Friday, September 6, 2013

Breaking Dawn...Thank God we are free!

So it's finally over and thank God we are free at last! The most over-blown, over-hyped, over-extended movie series ever to have been made has at long last limped(maybe a better word is stumbled) to a close. After the debacle of Breaking Dawn Part 1, it would have taken a miracle to make Part 2 even remotely entertaining.(Not even close) Why? Maybe it was the creepy, computer-generated baby they used (apparently there just wasn't a baby cute enough); maybe it was the fact that a good 90% of the dialogue was spoken over dramatic music (This, in my opinion was done because most of the dialogue was so awful no one would ever want to hear it)
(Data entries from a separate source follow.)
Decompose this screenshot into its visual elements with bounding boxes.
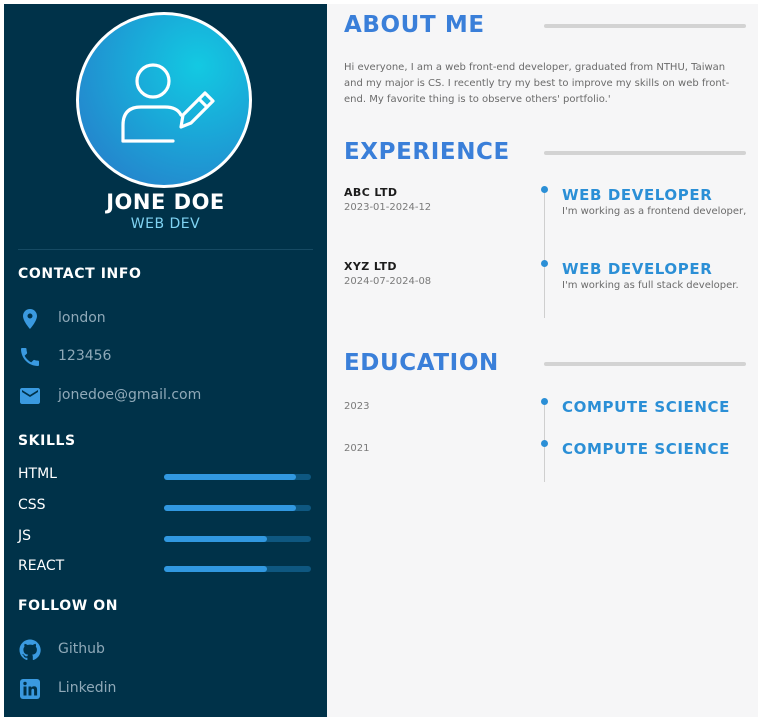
education-title-item: COMPUTE SCIENCE: [562, 440, 731, 458]
sidebar-divider: [18, 249, 313, 250]
sidebar: JONE DOE WEB DEV CONTACT INFO london 123…: [4, 4, 327, 717]
experience-timeline: [544, 190, 545, 318]
timeline-dot: [541, 260, 548, 267]
contact-location: london: [18, 307, 318, 333]
skill-label: JS: [18, 528, 32, 544]
experience-job-desc: I'm working as a frontend developer,: [562, 206, 747, 217]
experience-job-title: WEB DEVELOPER: [562, 260, 713, 278]
about-title: ABOUT ME: [344, 12, 485, 38]
contact-title: CONTACT INFO: [18, 266, 142, 282]
skill-bar-track: [164, 536, 311, 542]
contact-email: jonedoe@gmail.com: [18, 384, 318, 410]
education-title: EDUCATION: [344, 350, 499, 376]
skill-bar-fill: [164, 505, 297, 511]
phone-icon: [21, 348, 39, 366]
main-content: ABOUT ME Hi everyone, I am a web front-e…: [327, 4, 758, 717]
experience-company: ABC LTD: [344, 186, 398, 199]
skill-bar-track: [164, 505, 311, 511]
skill-row: HTML: [18, 466, 318, 488]
timeline-dot: [541, 186, 548, 193]
skill-row: JS: [18, 528, 318, 550]
contact-email-text[interactable]: jonedoe@gmail.com: [58, 387, 201, 403]
skill-bar-fill: [164, 474, 297, 480]
skill-row: CSS: [18, 497, 318, 519]
follow-github-text[interactable]: Github: [58, 641, 105, 657]
experience-company: XYZ LTD: [344, 260, 397, 273]
education-title-line: [544, 362, 746, 366]
profile-role: WEB DEV: [130, 216, 201, 232]
skill-label: CSS: [18, 497, 46, 513]
education-year: 2021: [344, 443, 370, 454]
resume-page: JONE DOE WEB DEV CONTACT INFO london 123…: [4, 4, 758, 717]
skill-row: REACT: [18, 558, 318, 580]
about-text: Hi everyone, I am a web front-end develo…: [344, 62, 730, 105]
experience-job-title: WEB DEVELOPER: [562, 186, 713, 204]
skill-bar-track: [164, 566, 311, 572]
follow-linkedin[interactable]: Linkedin: [18, 677, 318, 703]
timeline-dot: [541, 398, 548, 405]
skill-label: HTML: [18, 466, 57, 482]
skill-bar-track: [164, 474, 311, 480]
experience-title-line: [544, 151, 746, 155]
education-year: 2023: [344, 401, 370, 412]
follow-github[interactable]: Github: [18, 638, 318, 664]
avatar: [76, 12, 252, 188]
experience-dates: 2023-01-2024-12: [344, 202, 432, 213]
follow-linkedin-text[interactable]: Linkedin: [58, 680, 116, 696]
about-title-line: [544, 24, 746, 28]
user-edit-icon: [121, 63, 215, 143]
linkedin-icon[interactable]: [18, 677, 42, 701]
contact-phone-text: 123456: [58, 348, 112, 364]
mail-icon: [20, 388, 40, 404]
skill-bar-fill: [164, 536, 267, 542]
github-icon[interactable]: [18, 638, 42, 662]
follow-title: FOLLOW ON: [18, 598, 119, 614]
skills-title: SKILLS: [18, 433, 76, 449]
timeline-dot: [541, 440, 548, 447]
skill-label: REACT: [18, 558, 65, 574]
experience-job-desc: I'm working as full stack developer.: [562, 280, 739, 291]
experience-title: EXPERIENCE: [344, 139, 510, 165]
education-title-item: COMPUTE SCIENCE: [562, 398, 731, 416]
location-pin-icon: [23, 309, 37, 329]
contact-phone: 123456: [18, 345, 318, 371]
contact-location-text: london: [58, 310, 106, 326]
skill-bar-fill: [164, 566, 267, 572]
experience-dates: 2024-07-2024-08: [344, 276, 432, 287]
profile-name: JONE DOE: [106, 190, 225, 214]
Kristen Stewart, as usual, gives her lip-biting, mouth-breathing, one-note performance as Bella, trying to look fierce during the climactic fake battle scene and managing only to look somewhat constipated.(Will someone please get this girl out of showbiz!)
Robert Pattinson, a much better actor, does what he can with the excruciating lines he has to say ("We're the same temperature now." Seriously?) Some of the other supporting roles (Rosalie, for instance) have been so shortened they hardly have anything to say. Except for Jacob, the wolves don't do anything but act wolfy. And the Volturi are nowhere near as menacing as they were in "New Moon" and "Eclipse". Jane was a truly diabolical character, sending out excruciating pain with a baby-faced grin. Now she's just standing around wearing too much eyeliner looking almost as bored as we are watching her(Seriously Dakota deserves more)

Save for the battle scene most everything else was downright horrid and even that scene turned bad once we found out it was a F-A-K-E. Don't get me wrong this “fakery” did manage to liven up a laughable confrontation between the good guys and bad guys. However in the words of the Comedian in the movie Watchmen “It's a joke. It's all a freaking joke” (My spouse, bless his heart walked around all night with fists clinched uttering “Well that was a waste of another two hours I could have spent gouging my eyes out!” Sadly, I agree!)



So now that the Volturi has run off with their tails between their legs and everything is safe once again for the Cullens and the wolfpack now what? Happily ever after into infinity? We do get a glimpse into Renesmee's(Gotta admit that's an ugly name) future and of course we see Jacob because we shouldn't forget that he imprinted on her when she was a mere babe in the woods...can you say creepy?